The percentage decline in the white British population in some urban areas of England has been used in a recent, controversial report to suggest that segregation is on the increase. But ahead of the imminent publication of a government review into integration which will focus on segregation and extremism, we need to look carefully at the evidence on how ethnic segregation and diversity have changed in recent decades.
Misuses of the loaded terms “segregation”, “polarisation”, “integration” and “diversity” can fuel social divisions and misunderstandings between communities. These issues are receiving renewed political attention, and as a consequence the debate must not be muddied by an uncritical use of terminology or a lack of clarity on what is being measured. This can create confusion about the ways in which neighbourhoods have changed their ethnic make-up, and what this says about relations between different groups.
We can be clear about several features of ethnic population change. Britain is becoming much more ethnically diverse, and at the same time, less segregated. Taken simply as our likelihood of living next door to someone of a different ethnicity, our neighbourhoods have never been more ethnically mixed.
This can be seen in analysis of residential segregation for each ethnic group using the “index of dissimilarly” – an indicator of the geographic spread of ethnic groups. Comparing census data in 2001 and 2011 shows a pattern of decreasing segregation between ethnic groups – between each minority ethnic group and between the white British and each minority group.
Segregation is different to diversity
It is critical that segregation is not conflated with diversity.
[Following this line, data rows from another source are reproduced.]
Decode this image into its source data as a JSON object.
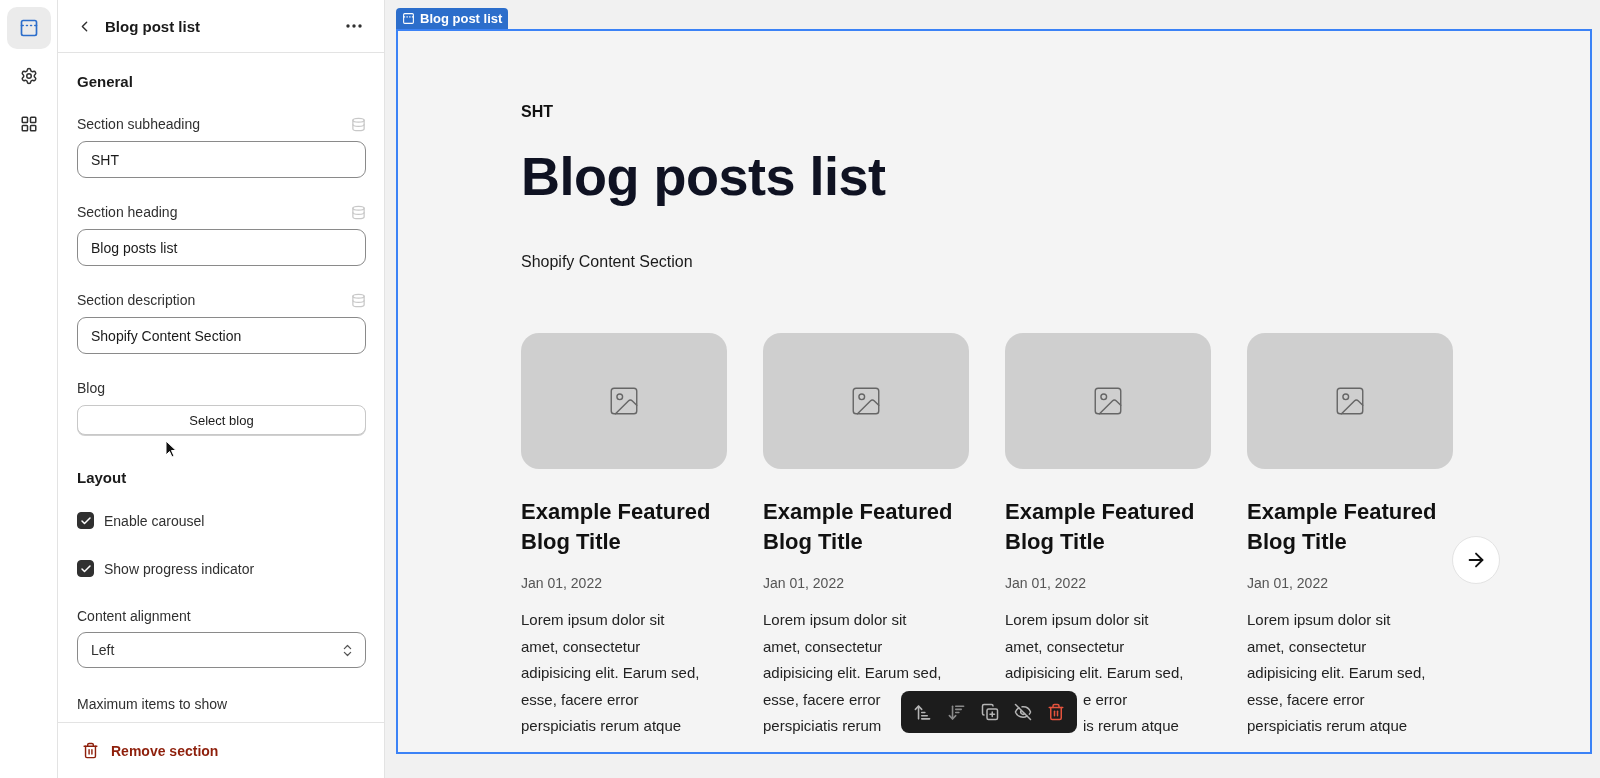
{
  "rail": [
    {
      "kind": "sections",
      "selected": true
    },
    {
      "kind": "settings",
      "selected": false
    },
    {
      "kind": "apps",
      "selected": false
    }
  ],
  "panel": {
    "title": "Blog post list",
    "group_heading": "General",
    "fields": [
      {
        "label": "Section subheading",
        "value": "SHT"
      },
      {
        "label": "Section heading",
        "value": "Blog posts list"
      },
      {
        "label": "Section description",
        "value": "Shopify Content Section"
      }
    ],
    "blog": {
      "label": "Blog",
      "button": "Select blog"
    },
    "layout_heading": "Layout",
    "checkboxes": [
      {
        "label": "Enable carousel",
        "checked": true
      },
      {
        "label": "Show progress indicator",
        "checked": true
      }
    ],
    "alignment": {
      "label": "Content alignment",
      "value": "Left"
    },
    "max_items_label": "Maximum items to show",
    "remove": "Remove section"
  },
  "preview": {
    "tag": "Blog post list",
    "subheading": "SHT",
    "heading": "Blog posts list",
    "description": "Shopify Content Section",
    "cards": [
      {
        "title": "Example Featured Blog Title",
        "date": "Jan 01, 2022",
        "excerpt": [
          {
            "text": "Lorem ipsum dolor sit",
            "kind": "line"
          },
          {
            "text": "amet, consectetur",
            "kind": "line"
          },
          {
            "text": "adipisicing elit. Earum sed,",
            "kind": "line"
          },
          {
            "text": "esse, facere error",
            "kind": "line"
          },
          {
            "text": "perspiciatis rerum atque",
            "kind": "line"
          }
        ]
      },
      {
        "title": "Example Featured Blog Title",
        "date": "Jan 01, 2022",
        "excerpt": [
          {
            "text": "Lorem ipsum dolor sit",
            "kind": "line"
          },
          {
            "text": "amet, consectetur",
            "kind": "line"
          },
          {
            "text": "adipisicing elit. Earum sed,",
            "kind": "line"
          },
          {
            "text": "esse, facere error",
            "kind": "line"
          },
          {
            "text": "perspiciatis rerum",
            "kind": "line"
          }
        ]
      },
      {
        "title": "Example Featured Blog Title",
        "date": "Jan 01, 2022",
        "excerpt": [
          {
            "text": "Lorem ipsum dolor sit",
            "kind": "line"
          },
          {
            "text": "amet, consectetur",
            "kind": "line"
          },
          {
            "text": "adipisicing elit. Earum sed,",
            "kind": "line"
          },
          {
            "text": "e error",
            "kind": "tail"
          },
          {
            "text": "is rerum atque",
            "kind": "tail"
          }
        ]
      },
      {
        "title": "Example Featured Blog Title",
        "date": "Jan 01, 2022",
        "excerpt": [
          {
            "text": "Lorem ipsum dolor sit",
            "kind": "line"
          },
          {
            "text": "amet, consectetur",
            "kind": "line"
          },
          {
            "text": "adipisicing elit. Earum sed,",
            "kind": "line"
          },
          {
            "text": "esse, facere error",
            "kind": "line"
          },
          {
            "text": "perspiciatis rerum atque",
            "kind": "line"
          }
        ]
      }
    ],
    "toolbar": [
      {
        "kind": "move-up"
      },
      {
        "kind": "move-down"
      },
      {
        "kind": "duplicate"
      },
      {
        "kind": "hide"
      },
      {
        "kind": "delete"
      }
    ]
  }
}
Take, say, a neighbourhood which in 2001 was 80% white British and 20% Indian, and in 2011 was 25% white British, 25% Indian, 25% Pakistani and 25% black Caribbean. The 2011 neighbourhood should only be understood as more segregated if the proportion of white British is seen as the “gold standard” of ethnic mixing.
Rather, it is more diverse, now home to several ethnic groups. This is the case for numerous census wards where, between 1991 and 2011, diversity spread out geographically, growing in traditionally diverse urban areas and in rural areas.
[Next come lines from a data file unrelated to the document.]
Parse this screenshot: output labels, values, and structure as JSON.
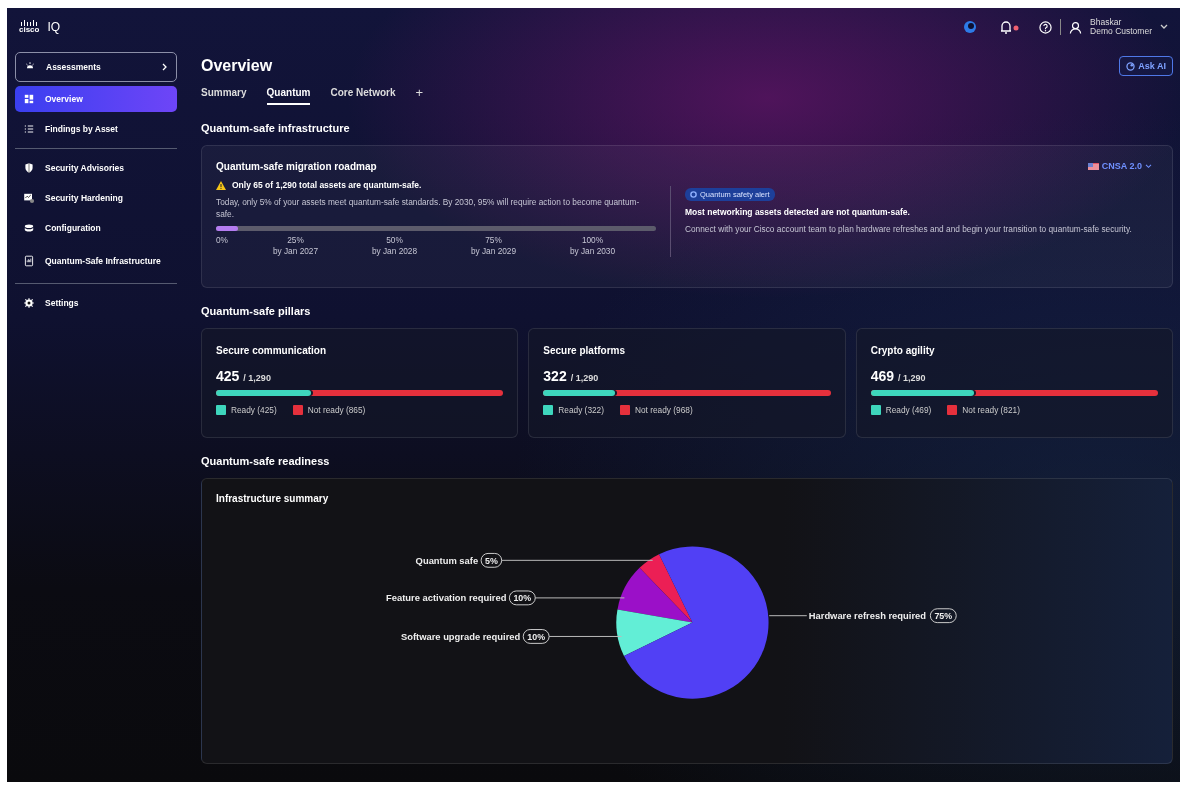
{
  "header": {
    "logo_word": "cisco",
    "product": "IQ",
    "user_name": "Bhaskar",
    "user_org": "Demo Customer"
  },
  "sidebar": {
    "groups": [
      {
        "items": [
          {
            "label": "Assessments",
            "kind": "expandable",
            "selected": false
          },
          {
            "label": "Overview",
            "kind": "link",
            "selected": true
          },
          {
            "label": "Findings by Asset",
            "kind": "link",
            "selected": false
          }
        ]
      },
      {
        "items": [
          {
            "label": "Security Advisories",
            "kind": "link",
            "selected": false
          },
          {
            "label": "Security Hardening",
            "kind": "link",
            "selected": false
          },
          {
            "label": "Configuration",
            "kind": "link",
            "selected": false
          },
          {
            "label": "Quantum-Safe Infrastructure",
            "kind": "link",
            "selected": false
          }
        ]
      },
      {
        "items": [
          {
            "label": "Settings",
            "kind": "link",
            "selected": false
          }
        ]
      }
    ]
  },
  "page": {
    "title": "Overview",
    "ask_ai": "Ask AI"
  },
  "tabs": [
    {
      "label": "Summary",
      "selected": false
    },
    {
      "label": "Quantum",
      "selected": true
    },
    {
      "label": "Core Network",
      "selected": false
    }
  ],
  "add_tab": "+",
  "infrastructure": {
    "heading": "Quantum-safe infrastructure",
    "card_title": "Quantum-safe migration roadmap",
    "standard": "CNSA 2.0",
    "warning": "Only 65 of 1,290 total assets are quantum-safe.",
    "description": "Today, only 5% of your assets meet quantum-safe standards. By 2030, 95% will require action to become quantum-safe.",
    "progress": {
      "level": 0.05
    },
    "milestones": [
      {
        "percent": "0%"
      },
      {
        "percent": "25%",
        "date": "by Jan 2027"
      },
      {
        "percent": "50%",
        "date": "by Jan 2028"
      },
      {
        "percent": "75%",
        "date": "by Jan 2029"
      },
      {
        "percent": "100%",
        "date": "by Jan 2030"
      }
    ],
    "alert_badge": "Quantum safety alert",
    "alert_title": "Most networking assets detected are not quantum-safe.",
    "alert_text": "Connect with your Cisco account team to plan hardware refreshes and and begin your transition to quantum-safe security."
  },
  "pillars": {
    "heading": "Quantum-safe pillars",
    "items": [
      {
        "title": "Secure communication",
        "count": "425",
        "total": "/ 1,290",
        "level": 0.33,
        "legend": [
          {
            "label": "Ready (425)",
            "color": "#3ed6bd"
          },
          {
            "label": "Not ready (865)",
            "color": "#e5303c"
          }
        ]
      },
      {
        "title": "Secure platforms",
        "count": "322",
        "total": "/ 1,290",
        "level": 0.25,
        "legend": [
          {
            "label": "Ready (322)",
            "color": "#3ed6bd"
          },
          {
            "label": "Not ready (968)",
            "color": "#e5303c"
          }
        ]
      },
      {
        "title": "Crypto agility",
        "count": "469",
        "total": "/ 1,290",
        "level": 0.36,
        "legend": [
          {
            "label": "Ready (469)",
            "color": "#3ed6bd"
          },
          {
            "label": "Not ready (821)",
            "color": "#e5303c"
          }
        ]
      }
    ]
  },
  "readiness": {
    "heading": "Quantum-safe readiness",
    "card_title": "Infrastructure summary",
    "chart_data": {
      "type": "pie",
      "categories": [
        "Quantum safe",
        "Feature activation required",
        "Software upgrade required",
        "Hardware refresh required"
      ],
      "values": [
        5,
        10,
        10,
        75
      ],
      "colors": [
        "#ec1f55",
        "#9b10c8",
        "#62eed6",
        "#5140f5"
      ],
      "value_labels": [
        "5%",
        "10%",
        "10%",
        "75%"
      ]
    }
  }
}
This spatial diffusion of diversity is down to reasons which are far from headline-grabbing: migration out of cities to suburban and rural areas for a bigger house, green spaces, a quieter lifestyle. This process is much more to do with socio-economic class than ethnicity. And so it highlights the need to tackle the worryingly persistent ethnic inequalities between white British and minority groups, which may prevent some from achieving their aspirations for where they want to live.
There is a current focus on a “two way street” approach to developing inter-group relationships, which says that both minority groups and the majority are responsible for integration. This is more helpful than focusing on one minority group, which serves only to isolate and stigmatise – something experienced by the UK’s Muslim population.
Sex, death and moving house
Yet we must be careful that we are not searching for a problem to be solved. Natural demographic momentum – births, mortality, and migration – is bringing people of different ethnic groups together, rather than moving them apart. It is not surprising that there is growth of minority groups in areas where they are already populous, since we would expect groups which are increasing their population size (because they have young age profiles) to grow in the area where they currently live.
The declines in white British populations within many areas will be due to a combination of internal migration, emigration, and mortality in an ageing ethnic group. Movement out of London, and several other large cities, will almost inevitably be to a less diverse neighbourhood since urban areas are much more diverse than the rest of the country. Since minority ethnic groups are growing in these less diverse, more rural, locales, the end result is greater ethnic mixing.
While the overall picture is greater sharing of neighbourhoods between people of different ethnic groups, the processes behind this pattern are as ordinary as they get: sex, death and moving house.
This is not to paint an overly rosy picture. The vote for Brexit demonstrates the need to improve social relations and understandings between different communities, and to consider the concerns of disenfranchised groups. But we need to be clear about what the statistics can actually tell us.
Segregation means different things to different people, but tends to conjure images of minority – not white – concentration, and of negative outcomes: deprivation, isolation, and, most dramatically, extremism. It is often seen as undesirable, as something to be solved, whereas concepts like neighbourhood belonging, or local social networks, are generally understood as positive.
Segregation can have both good and bad outcomes, and can be the consequence of both positive and negative processes. Given the different social meanings of segregation and the complexities of its measurement, commentary on this topic needs to be aware of its potential uses and abuses.
There are multiple layers in which people may mix outside their residential environment – they may go to work, socialise, attend religious services, shop, or exercise with others from a myriad of different backgrounds. Combined with the changing ethnic make-up of neighbourhoods, we are more likely than ever to encounter someone with a different ethnicity to our own.